By the way, should you not have them handy or question their sequence, the six stages are: precontemplation (not ready); contemplation (getting ready); preparation (within a month of taking action); action; maintenance; and finally termination (confident there will be no relapse). Talking to somebody about taking action, for example setting a date to quit smoking, who is in the precontemplation phase not only does not work, it can drive them further away from taking later action.
In 1994, Dr. Prochaska gave us another change book, Changing for Good, which sold very well. He has received considerable federal grant support to further develop knowledge about the science of change, as well as his becoming a valued consultant to varied industries. And now, we have the sequel to the 1994 book called Changing to Thrive, and written with his wife, they put so much of the theory and practice together in one volume.
They maintain, from studies and experience, that changing multiple behaviors at the same time (like smoking, eating, and inactivity) is not only possible but the activation energy needed is little more than altering one alone—and of course, the benefits are of orders of magnitude greater.
The authors, in Changing to Thrive, weave in another problem, ubiquitous as it is, namely stress.
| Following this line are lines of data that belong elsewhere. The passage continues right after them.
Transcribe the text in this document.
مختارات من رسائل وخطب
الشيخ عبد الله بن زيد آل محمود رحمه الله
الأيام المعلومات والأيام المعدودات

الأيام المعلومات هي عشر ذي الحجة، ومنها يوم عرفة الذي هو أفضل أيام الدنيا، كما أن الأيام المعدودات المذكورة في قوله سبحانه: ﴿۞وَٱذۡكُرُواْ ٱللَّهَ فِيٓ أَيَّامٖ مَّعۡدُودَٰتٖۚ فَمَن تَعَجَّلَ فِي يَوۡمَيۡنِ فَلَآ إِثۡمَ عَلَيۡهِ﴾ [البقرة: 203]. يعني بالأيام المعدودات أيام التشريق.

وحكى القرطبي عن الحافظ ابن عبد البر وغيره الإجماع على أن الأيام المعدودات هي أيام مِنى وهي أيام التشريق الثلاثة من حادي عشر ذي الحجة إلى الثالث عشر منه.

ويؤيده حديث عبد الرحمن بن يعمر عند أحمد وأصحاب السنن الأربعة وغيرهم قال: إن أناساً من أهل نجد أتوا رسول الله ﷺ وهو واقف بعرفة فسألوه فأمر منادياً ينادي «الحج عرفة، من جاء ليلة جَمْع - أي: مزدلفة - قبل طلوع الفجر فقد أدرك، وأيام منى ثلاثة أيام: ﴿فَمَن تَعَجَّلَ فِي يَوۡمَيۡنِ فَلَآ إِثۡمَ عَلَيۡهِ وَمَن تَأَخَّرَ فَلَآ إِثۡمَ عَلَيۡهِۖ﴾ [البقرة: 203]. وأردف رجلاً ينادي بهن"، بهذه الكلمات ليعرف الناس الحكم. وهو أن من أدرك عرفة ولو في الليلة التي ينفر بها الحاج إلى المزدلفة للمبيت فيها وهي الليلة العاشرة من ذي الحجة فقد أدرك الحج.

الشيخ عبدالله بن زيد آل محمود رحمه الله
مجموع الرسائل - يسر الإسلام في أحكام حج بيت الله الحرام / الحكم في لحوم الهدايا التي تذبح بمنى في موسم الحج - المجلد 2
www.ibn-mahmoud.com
Not only does chronic stress do significant damage of its own it serves as a powerful trigger to the collection of unregulated, illness making behaviors that produce the lion's share of morbidity and mortality in developed countries.
If you read their new book, start by looking at Figure 3 on page 84. The complex framework the authors elaborated in the preceding pages is a lot to digest, and this graphic sort of sums it up—and helps a reader to navigate the material. If this book goes onto additional editions, they may want to place the figure earlier for the reader's sake. There are also chapter-concluding paragraphs that concisely and clearly make the key points they have delivered. These too might find more utility at the beginning of the chapter or section.
Once we get past the first part of the book there are four chapters, one each on smoking, problem drinking, problem eating (too much and bad stuff), and inactivity. These are like workbooks that can be read and followed on their own. Each reveals that accenting consequences to a person seeking change is not as powerful, or enduring, as engaging them on what their "big picture" of life is, namely what they may seek in terms of a life well lived in relationships and work, in self-regard, financial benefits, and longevity.
The scope of this book is impressive and admirable, from understanding the stages of change to its robust collection of "Principles of Progress," and then blending the two. But who do they mean their reader to be? Fellow academics can appreciate their countless test exercises, checklists, and lengthy lists of pros and cons—all meant to be completed by patients and used by clinicians. But a person smoking two packs a day and spending every evening on the couch eating junk food will likely get lost in the maze of the material. The authors know so much and have such vast experience; these great virtues can at the same time make them less accessible to an educated lay person, rather than to a trained professional.
This book is a welcome refresher course in human psychology and how we can change. It provides a trove of tools to use in guiding a patient through change. We ought to thank the authors for giving us all so much toward the thriving we all clearly seek.